Rosalie makes an important point:
>Another factor: The individual performers our members loved 20 or 30
>years ago are not as likely to be performing now (many are dead,
> e.g. Utah Philips).

Hindsight is easy, but we failed to expose the next generation of performers to our audiences as well as we should have done. Every concert by a well-known performer who filled the house should have included a opening set or guest set by a young or new-to-the-scene performer that the audience would not have otherwise come out to see and hear. Same thing with "tweener" sets at festivals. If the guest set is good, some of that audience would come to see them when they're at the top of the bill. And the audience for the established act would have been exposed to somebody out of the next generation.

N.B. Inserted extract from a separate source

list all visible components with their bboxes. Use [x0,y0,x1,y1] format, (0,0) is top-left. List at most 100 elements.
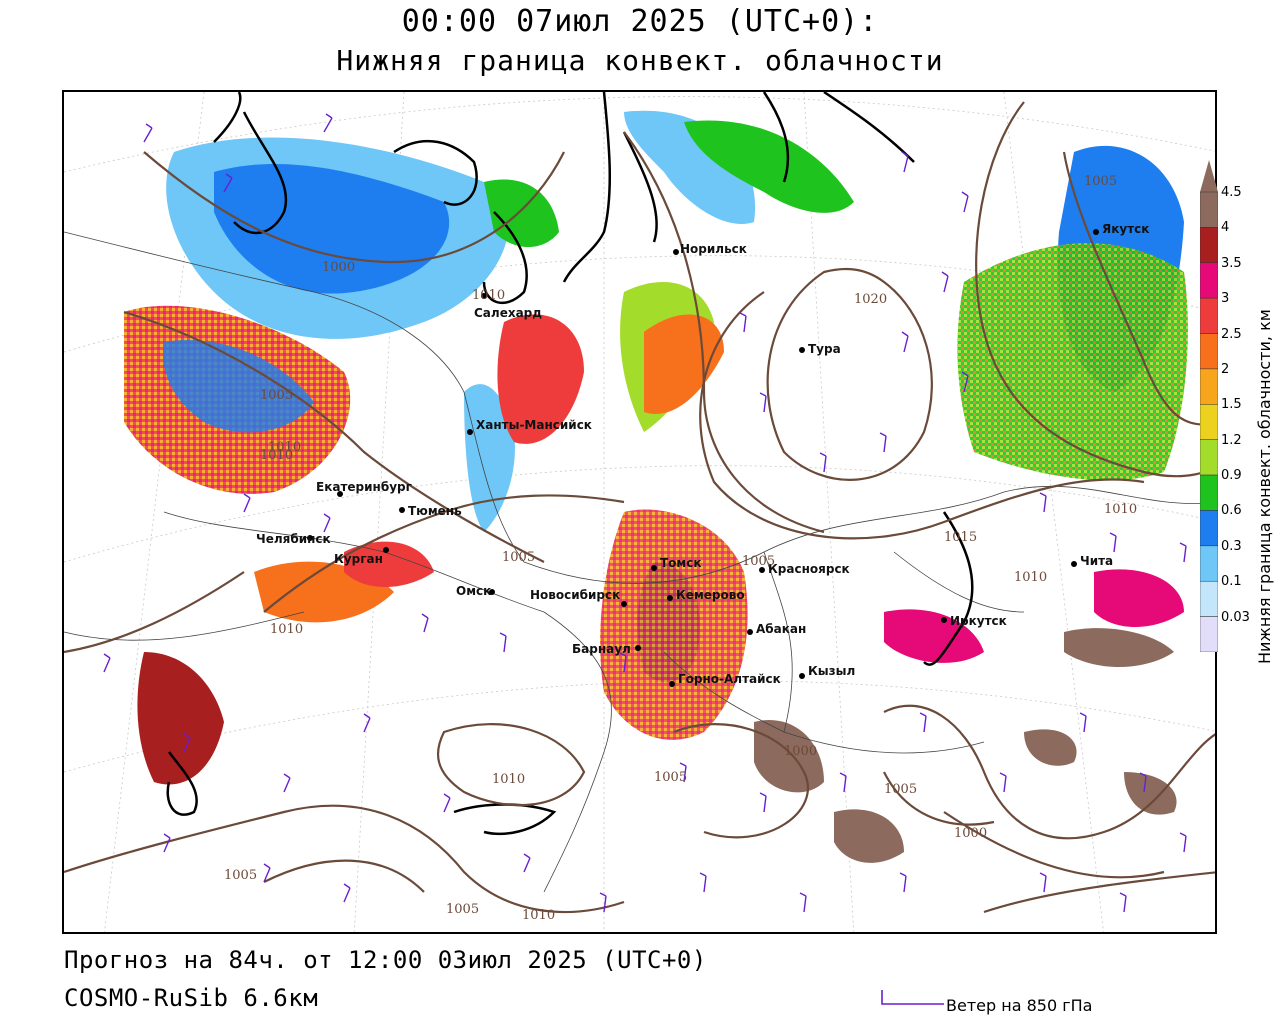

But that didn't happen, and so we now have a generational divide within the "folk" audience. The same people come to hear the same acts that they first knew twenty or more years ago, and those people don't know or care about the newer generation of folksingers.

True, the guest set method is not always practical, especially with touring acts coming to town for the first few times, but there's probably some good local act that could benefit from the exposure.

Here in Seattle, that's how Jim Page developed a following and learned his craft as a performer: he showed up at everybody else's gigs and offerred to do a couple of songs during the break. Made a nuisance of himself, but he got onto lots of stages, sometimes two or three a night. And he gradually developed his own following.

But it's also important to understand that people don't have to come to concerts: as somebody (probably Yogi Berra) said, "if people don't want to come to the game, you can't stop them." It's the concert promoter/presenter's job to attract an audience in site of the inertia, competing events and indifference that drives them to do something (or nothing) else.